ACEs, or Adverse Childhood Experiences, are potentially traumatic events that occur in childhood. ACEs may include violence, abuse, or neglect that a child experiences themselves or that they witness, such as a family member or caregiver who is violent; a family or caregiver with a mental illness, including substance use disorders; a family member who is incarcerated; or living in environment that undermines the child sense of safety, stability, or ability to bond with their caregivers.
According to the CDC, “ACEs are linked to chronic health problems, mental illness, and substance misuse in adulthood. ACEs can also negatively impact education and job opportunities,” (1). ACEs are also very common, affecting about 61% of adults, and 1 in 6 adults have four or more types of ACEs.
ACEs and related conditions, such as living in under-resourced or segregated communities, food insecurity, or frequently moving, can cause what the CDC calls toxic stress, or extended or prolonged stress, which can change brain development and have lasting effects on the child’s psyche. Children who live in conditions of toxic stress have difficulty forming healthy relationships, may have difficulty with attention, decision making, learning, and coping with stress. Toxic stress in childhood can affect an adult’s ability to hold a stable job and can affect their financial security, occupation, and mental health later in life. ACEs are also linked to increased risk of injury, STIs, mother and child health problems, and chronic diseases like diabetes, cancer, heart disease and suicide.

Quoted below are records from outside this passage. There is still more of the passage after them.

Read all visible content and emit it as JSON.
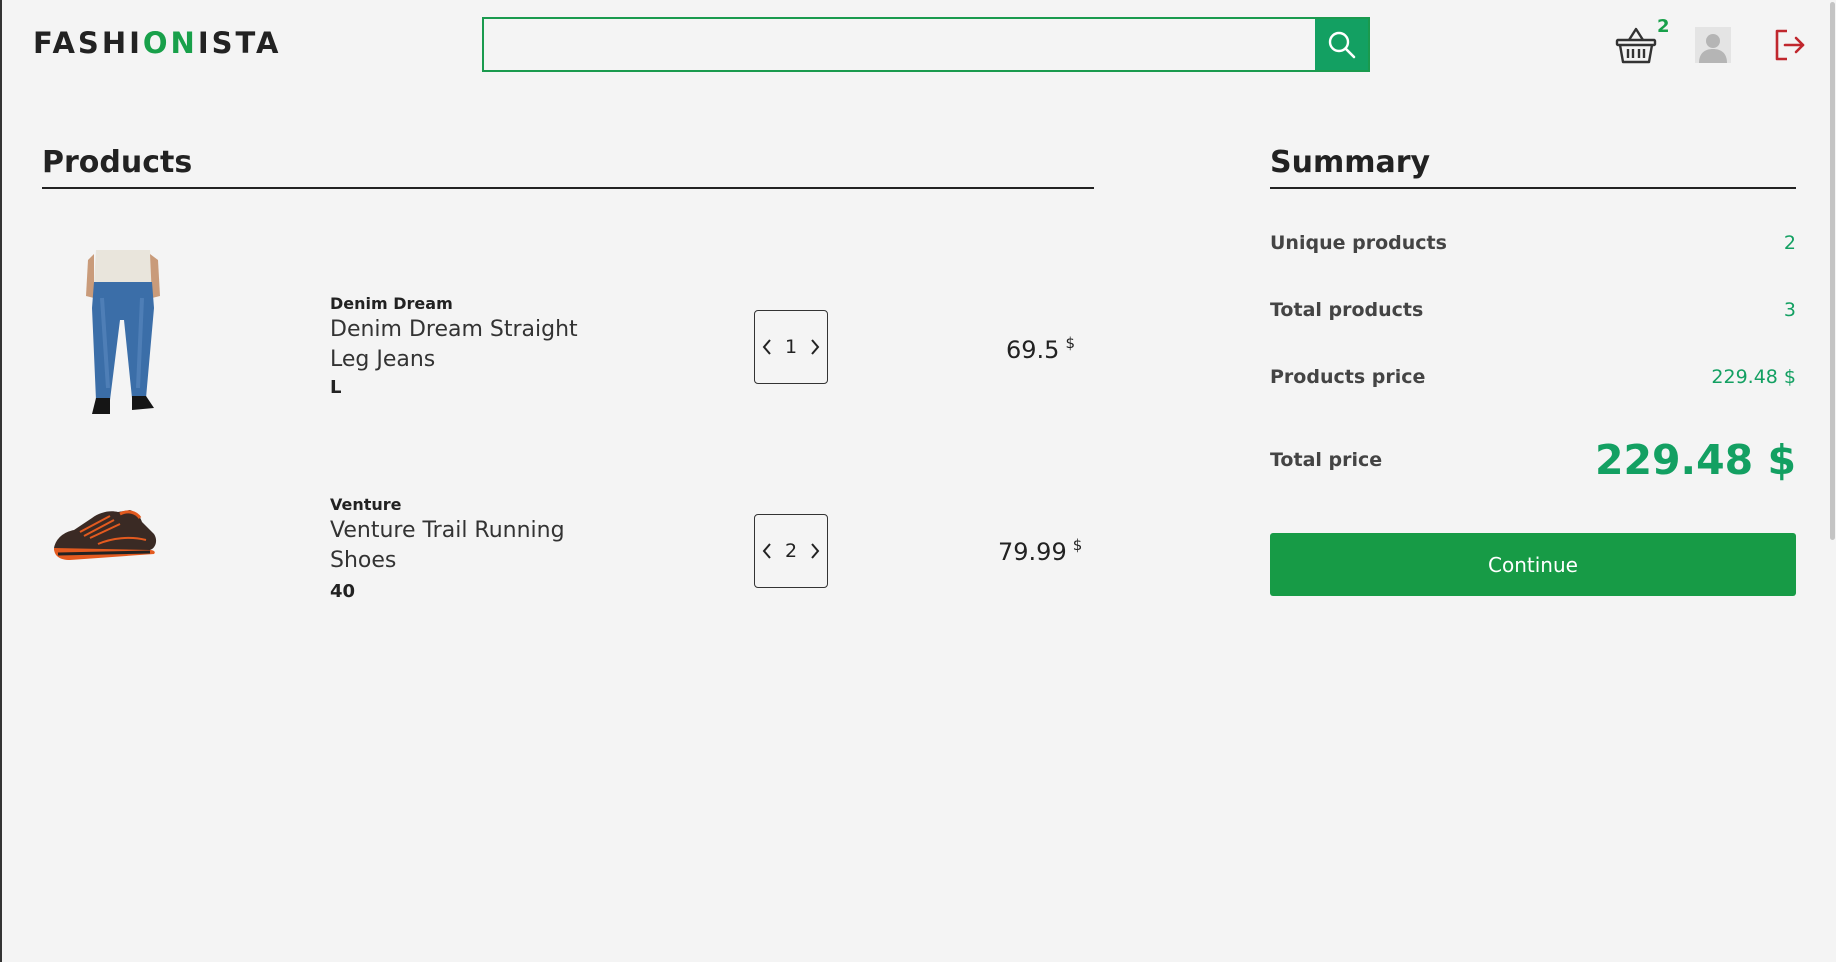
{
  "header": {
    "logo_part1": "FASHI",
    "logo_part2": "ON",
    "logo_part3": "ISTA",
    "search_value": "",
    "cart_count": "2"
  },
  "products_section": {
    "title": "Products",
    "items": [
      {
        "brand": "Denim Dream",
        "name": "Denim Dream Straight Leg Jeans",
        "size": "L",
        "quantity": "1",
        "price": "69.5",
        "currency": "$",
        "image": "jeans-image"
      },
      {
        "brand": "Venture",
        "name": "Venture Trail Running Shoes",
        "size": "40",
        "quantity": "2",
        "price": "79.99",
        "currency": "$",
        "image": "shoe-image"
      }
    ]
  },
  "summary": {
    "title": "Summary",
    "unique_label": "Unique products",
    "unique_value": "2",
    "total_products_label": "Total products",
    "total_products_value": "3",
    "products_price_label": "Products price",
    "products_price_value": "229.48 $",
    "total_price_label": "Total price",
    "total_price_value": "229.48 $",
    "continue_label": "Continue"
  },
  "colors": {
    "accent": "#13a062",
    "button": "#179b46",
    "logout": "#c0272d"
  }
}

ACEs are associated with systems of oppression – women and people of minority groups are more likely to have one more ACE. Further, systemic racism, racial or ethnic segregation, under-resourcing, food deserts, and systems perpetuating poverty like disparity in education access and economic stability, can lead to toxic stress and experiencing ACEs.
It is part of a provider’s responsibility to understand how ACEs may affect our patient populations and also to serve as advocates in the community to end social systems that perpetuate conditions that lead to ACEs. Providers can help recognize abuse, can offer patient-centered services, can learn trauma-informed care, and can be informed of outside resources, including how patients can get help from other community-based or social services.